A California resident has admitted to creating a computer program that allowed him to illegally connect to various personal computers, including one linked to a Walt Disney Company employee, which ultimately gave him access to the entertainment giant’s internal files.
Ryan Kramer, 25, of Santa Clarita entered a guilty plea this week to two federal computer hacking charges, the U.S. Department of Justice said in a press release on Thursday.
Federal investigators say Kramer created a program that claimed to generate artwork using artificial intelligence, but which actually included malicious code that allowed him to break into other computers connected to the Internet.
In early 2024, Kramer uploaded his finished program to GitHub, a developer platform owned by Microsoft. Then, he waited for people to download his program and start using it, at which point he would have unfettered access to their computers.

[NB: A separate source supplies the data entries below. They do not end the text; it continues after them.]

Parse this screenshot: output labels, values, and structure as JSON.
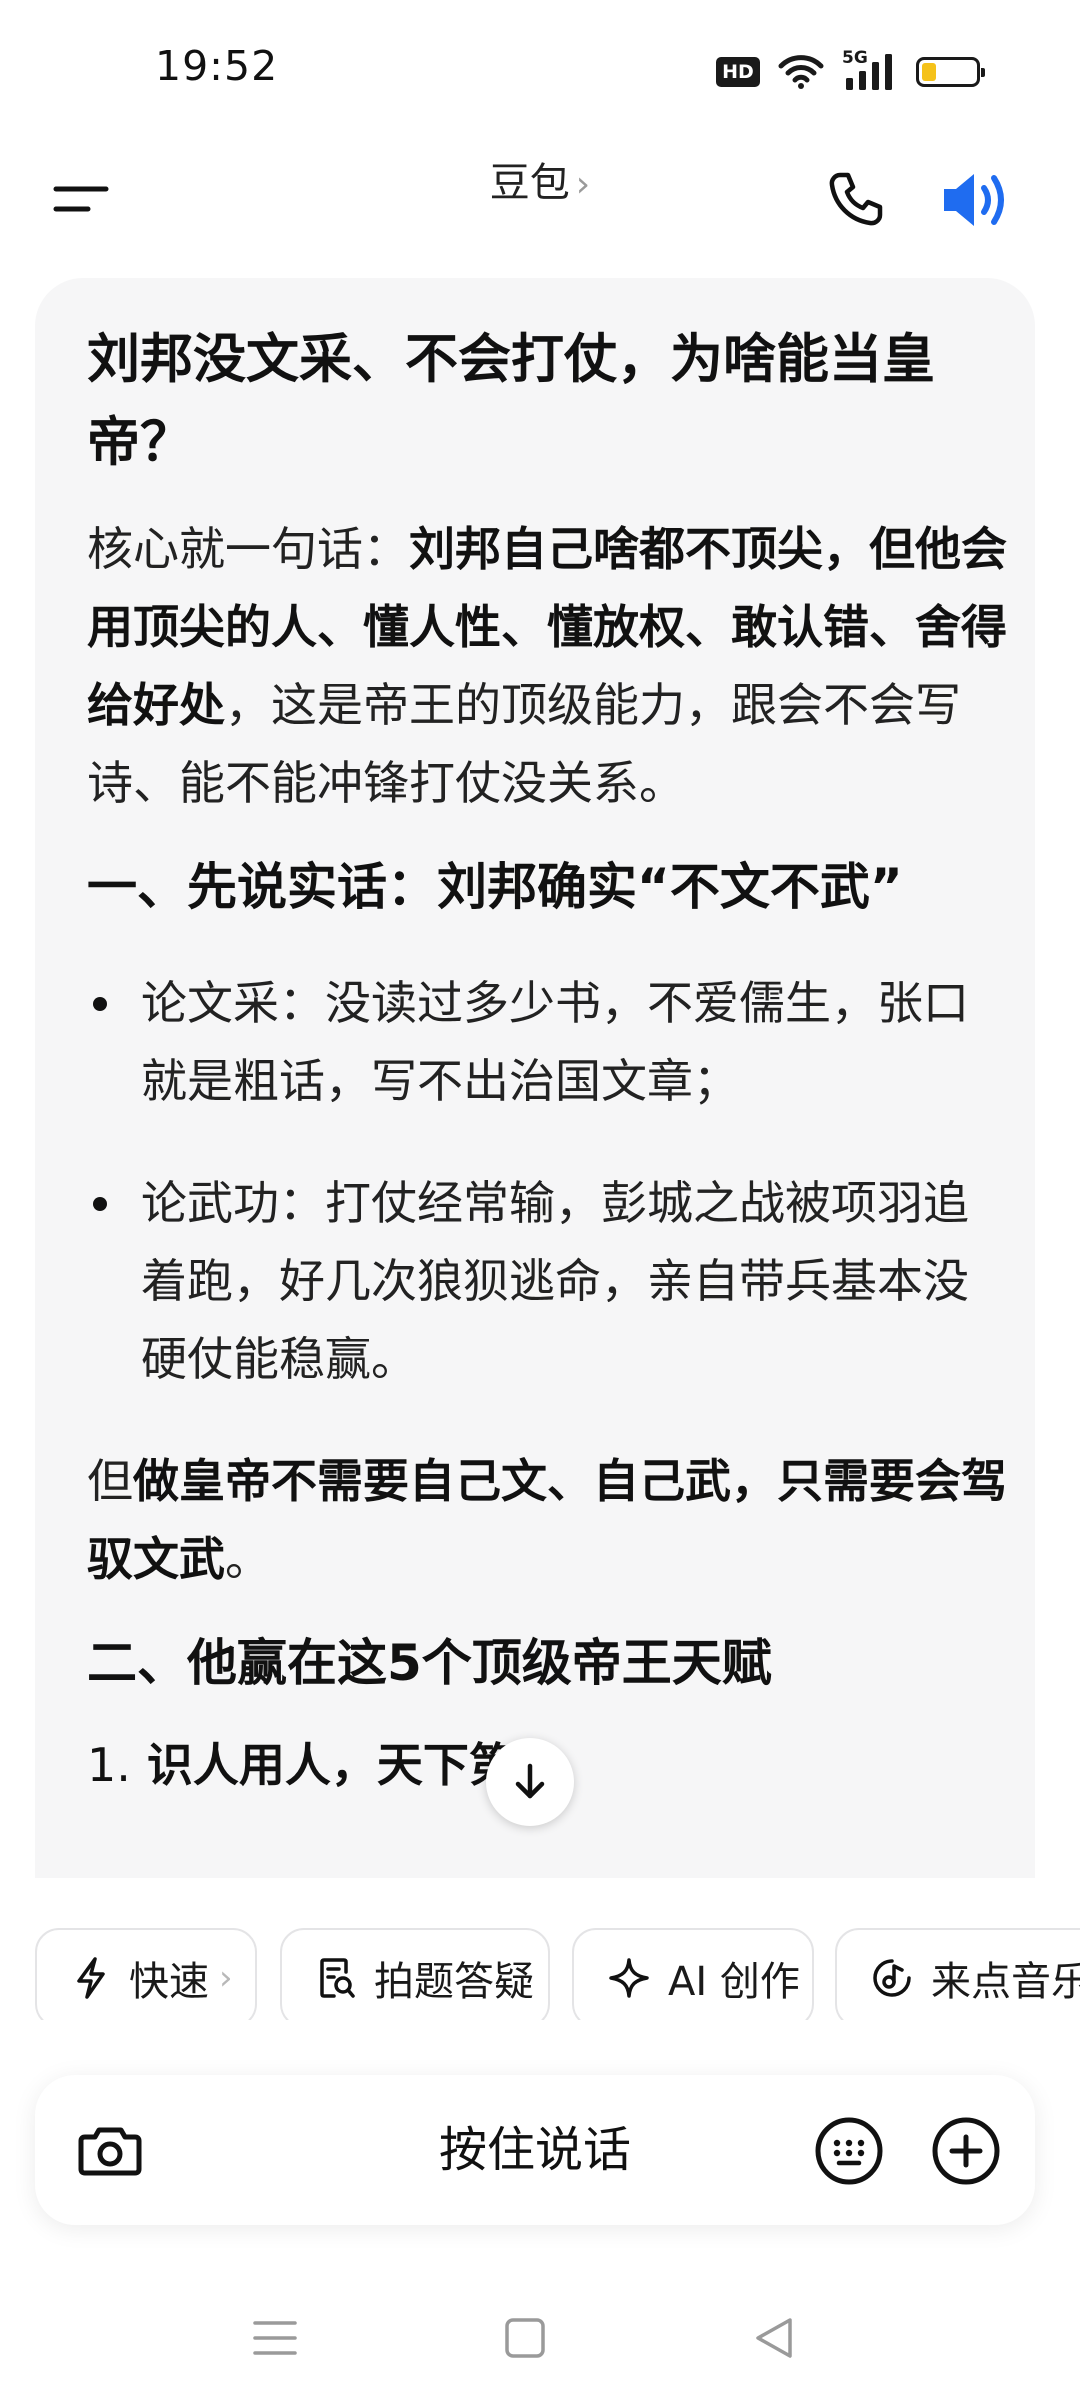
{
  "status_bar": {
    "time": "19:52",
    "network": "5G",
    "hd_badge": "HD",
    "battery_level": 0.35,
    "battery_color": "#f5c21a"
  },
  "header": {
    "title": "豆包",
    "title_chevron": "›",
    "icons": {
      "menu": "menu-icon",
      "phone": "phone-icon",
      "speaker": "speaker-icon"
    },
    "accent_color": "#1f6cf0"
  },
  "message": {
    "title": "刘邦没文采、不会打仗，为啥能当皇帝？",
    "intro": {
      "prefix": "核心就一句话：",
      "bold": "刘邦自己啥都不顶尖，但他会用顶尖的人、懂人性、懂放权、敢认错、舍得给好处",
      "suffix": "，这是帝王的顶级能力，跟会不会写诗、能不能冲锋打仗没关系。"
    },
    "section1_heading": "一、先说实话：刘邦确实“不文不武”",
    "bullets": [
      "论文采：没读过多少书，不爱儒生，张口就是粗话，写不出治国文章；",
      "论武功：打仗经常输，彭城之战被项羽追着跑，好几次狼狈逃命，亲自带兵基本没硬仗能稳赢。"
    ],
    "conclusion": {
      "prefix": "但",
      "bold": "做皇帝不需要自己文、自己武，只需要会驾驭文武",
      "suffix": "。"
    },
    "section2_heading": "二、他赢在这5个顶级帝王天赋",
    "subheading_num": "1.",
    "subheading_text": "识人用人，天下第一"
  },
  "scroll_down": {
    "icon": "arrow-down-icon"
  },
  "quick_actions": [
    {
      "label": "快速",
      "icon": "lightning-icon",
      "chevron": "›"
    },
    {
      "label": "拍题答疑",
      "icon": "question-scan-icon"
    },
    {
      "label": "AI 创作",
      "icon": "sparkle-icon"
    },
    {
      "label": "来点音乐",
      "icon": "music-note-icon"
    }
  ],
  "input_bar": {
    "hold_to_talk": "按住说话",
    "icons": {
      "camera": "camera-icon",
      "keyboard": "keyboard-icon",
      "add": "plus-icon"
    }
  },
  "nav_bar": {
    "icons": [
      "nav-menu-icon",
      "nav-home-icon",
      "nav-back-icon"
    ]
  }
}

At some point, a Disney employee downloaded the program from GitHub. Kramer broke into the victim’s computer, and ultimately gained access to an internal Slack group used by Disney to discuss internal, non-public matters, federal prosecutors said.
Kramer used his illegal access to download more than 1 terabyte of chat logs, files and other proprietary data. He then attempted to extort Disney by contacting the victim while pretending to be a Russian hacker associated with a group called “NullBulge,” which didn’t actually exist.
Kramer ultimately leaked the victim’s personal medical and financial records online, and did the same with some of Disney’s files. The breach convinced Disney to move away from Slack for its internal communications. Slack is owned by SalesForce.
It wasn’t clear from the DOJ’s press release how much prison time, if any, Kramer could receive as part of his plea agreement. Prosecutors said Kramer admitted that two other victims also used his program, and the FBI is investigating those cases separately.